A pending bill is before the Massachusetts Legislature that would limit the time for former homeowners to challenge foreclosures against their homes. This bill, which the Legislature introduced in the previous term, is intended to address the ramifications of U.S. Bank v. Ibanez, a seminal Massachusetts Supreme Judicial Court decision that has invalidated thousands of foreclosures across Massachusetts. Many of these homes that have been improperly foreclosed have been sold to third-party buyers who, despite having nothing to do with the underlining foreclosure, have a major title problem with their properties.
The bill would require homeowners to bring challenges to a foreclosure within three years of the foreclosure sale or forever be barred from doing so. Presently, there really isn’t a deadline for raising such challenges; some suggest that the twenty-year deadline under the law of adverse possession may apply, but to my knowledge, this has never been tried in court.

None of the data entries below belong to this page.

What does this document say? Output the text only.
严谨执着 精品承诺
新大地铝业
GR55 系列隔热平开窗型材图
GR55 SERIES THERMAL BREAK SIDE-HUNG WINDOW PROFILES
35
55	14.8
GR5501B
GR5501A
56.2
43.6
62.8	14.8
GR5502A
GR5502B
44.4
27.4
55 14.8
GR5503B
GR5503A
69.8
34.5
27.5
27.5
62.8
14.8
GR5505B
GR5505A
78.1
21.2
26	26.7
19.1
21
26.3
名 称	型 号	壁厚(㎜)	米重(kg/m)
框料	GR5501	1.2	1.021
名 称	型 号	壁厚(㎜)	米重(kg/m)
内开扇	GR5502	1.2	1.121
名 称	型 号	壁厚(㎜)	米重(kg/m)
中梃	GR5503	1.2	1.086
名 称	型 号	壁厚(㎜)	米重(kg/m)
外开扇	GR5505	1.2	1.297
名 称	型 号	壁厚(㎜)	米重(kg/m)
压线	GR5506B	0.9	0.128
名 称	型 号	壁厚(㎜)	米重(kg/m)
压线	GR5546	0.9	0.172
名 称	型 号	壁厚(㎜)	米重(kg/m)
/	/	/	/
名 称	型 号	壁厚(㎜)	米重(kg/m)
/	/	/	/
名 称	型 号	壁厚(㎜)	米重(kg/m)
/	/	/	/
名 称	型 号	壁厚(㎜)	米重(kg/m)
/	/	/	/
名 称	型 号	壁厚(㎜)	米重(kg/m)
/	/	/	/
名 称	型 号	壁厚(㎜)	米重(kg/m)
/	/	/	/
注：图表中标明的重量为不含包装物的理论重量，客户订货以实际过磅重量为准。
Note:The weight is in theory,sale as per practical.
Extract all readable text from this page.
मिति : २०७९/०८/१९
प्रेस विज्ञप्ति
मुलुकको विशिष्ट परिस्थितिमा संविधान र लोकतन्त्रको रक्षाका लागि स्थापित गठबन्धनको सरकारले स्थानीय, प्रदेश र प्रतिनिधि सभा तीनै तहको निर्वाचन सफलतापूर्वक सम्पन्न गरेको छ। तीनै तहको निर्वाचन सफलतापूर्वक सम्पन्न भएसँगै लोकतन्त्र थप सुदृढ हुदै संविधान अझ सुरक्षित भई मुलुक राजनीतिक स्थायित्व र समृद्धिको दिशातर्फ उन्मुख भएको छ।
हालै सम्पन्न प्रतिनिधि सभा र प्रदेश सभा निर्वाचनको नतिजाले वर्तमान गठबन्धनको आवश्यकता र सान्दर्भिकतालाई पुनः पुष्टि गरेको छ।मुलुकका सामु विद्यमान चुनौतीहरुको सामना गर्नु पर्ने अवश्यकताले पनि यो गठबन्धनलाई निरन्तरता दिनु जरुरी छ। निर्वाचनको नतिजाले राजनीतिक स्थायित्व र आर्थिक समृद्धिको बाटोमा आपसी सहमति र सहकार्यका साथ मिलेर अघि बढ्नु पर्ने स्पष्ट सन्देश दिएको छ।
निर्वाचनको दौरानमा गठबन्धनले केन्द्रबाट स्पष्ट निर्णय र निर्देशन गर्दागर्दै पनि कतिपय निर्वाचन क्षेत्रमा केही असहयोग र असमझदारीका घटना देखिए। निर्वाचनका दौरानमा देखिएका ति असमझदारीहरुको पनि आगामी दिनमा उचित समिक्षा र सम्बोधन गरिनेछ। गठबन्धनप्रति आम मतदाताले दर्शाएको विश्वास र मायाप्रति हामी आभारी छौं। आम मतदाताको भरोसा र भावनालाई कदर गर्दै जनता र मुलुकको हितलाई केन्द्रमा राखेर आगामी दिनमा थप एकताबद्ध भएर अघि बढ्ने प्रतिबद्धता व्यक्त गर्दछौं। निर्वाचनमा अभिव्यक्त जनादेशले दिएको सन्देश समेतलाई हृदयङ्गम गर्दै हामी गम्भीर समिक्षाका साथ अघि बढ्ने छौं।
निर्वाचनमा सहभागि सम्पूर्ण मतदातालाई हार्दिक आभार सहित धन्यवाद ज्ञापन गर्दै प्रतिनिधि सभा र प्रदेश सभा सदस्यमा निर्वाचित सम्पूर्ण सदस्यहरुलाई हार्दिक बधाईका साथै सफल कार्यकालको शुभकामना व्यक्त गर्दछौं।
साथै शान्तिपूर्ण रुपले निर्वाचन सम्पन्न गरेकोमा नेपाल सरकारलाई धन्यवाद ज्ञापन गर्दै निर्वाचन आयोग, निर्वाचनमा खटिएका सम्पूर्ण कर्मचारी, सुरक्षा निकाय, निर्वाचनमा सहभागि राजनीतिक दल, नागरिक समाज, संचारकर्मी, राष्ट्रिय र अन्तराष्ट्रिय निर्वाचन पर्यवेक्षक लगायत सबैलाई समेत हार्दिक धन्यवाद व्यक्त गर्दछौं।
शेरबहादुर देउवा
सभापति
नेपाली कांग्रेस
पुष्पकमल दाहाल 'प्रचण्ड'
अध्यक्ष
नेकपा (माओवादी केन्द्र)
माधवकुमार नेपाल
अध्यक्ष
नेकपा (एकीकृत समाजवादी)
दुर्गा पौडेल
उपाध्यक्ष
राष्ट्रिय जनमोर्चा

Third-party owners of improperly foreclosed properties do have options for fixing title problems: these owners can bring quiet title lawsuits against the former owners and lenders asking the court to fix the problem (or simply ask the former owner to deed over any interest they have remaining in the property). These solutions, however, can be timely and costly, hence the reason why the title insurance industry continues to lobby for a title clearing bill.
This bill died last year over concerns that the deadline was too short for those homeowners who had been improperly foreclosed. Governor Patrick sent the bill back with a recommendation that the deadline be increased to ten years, which kept the bill from passing, This year, with a Republican governor, things could turn out differently.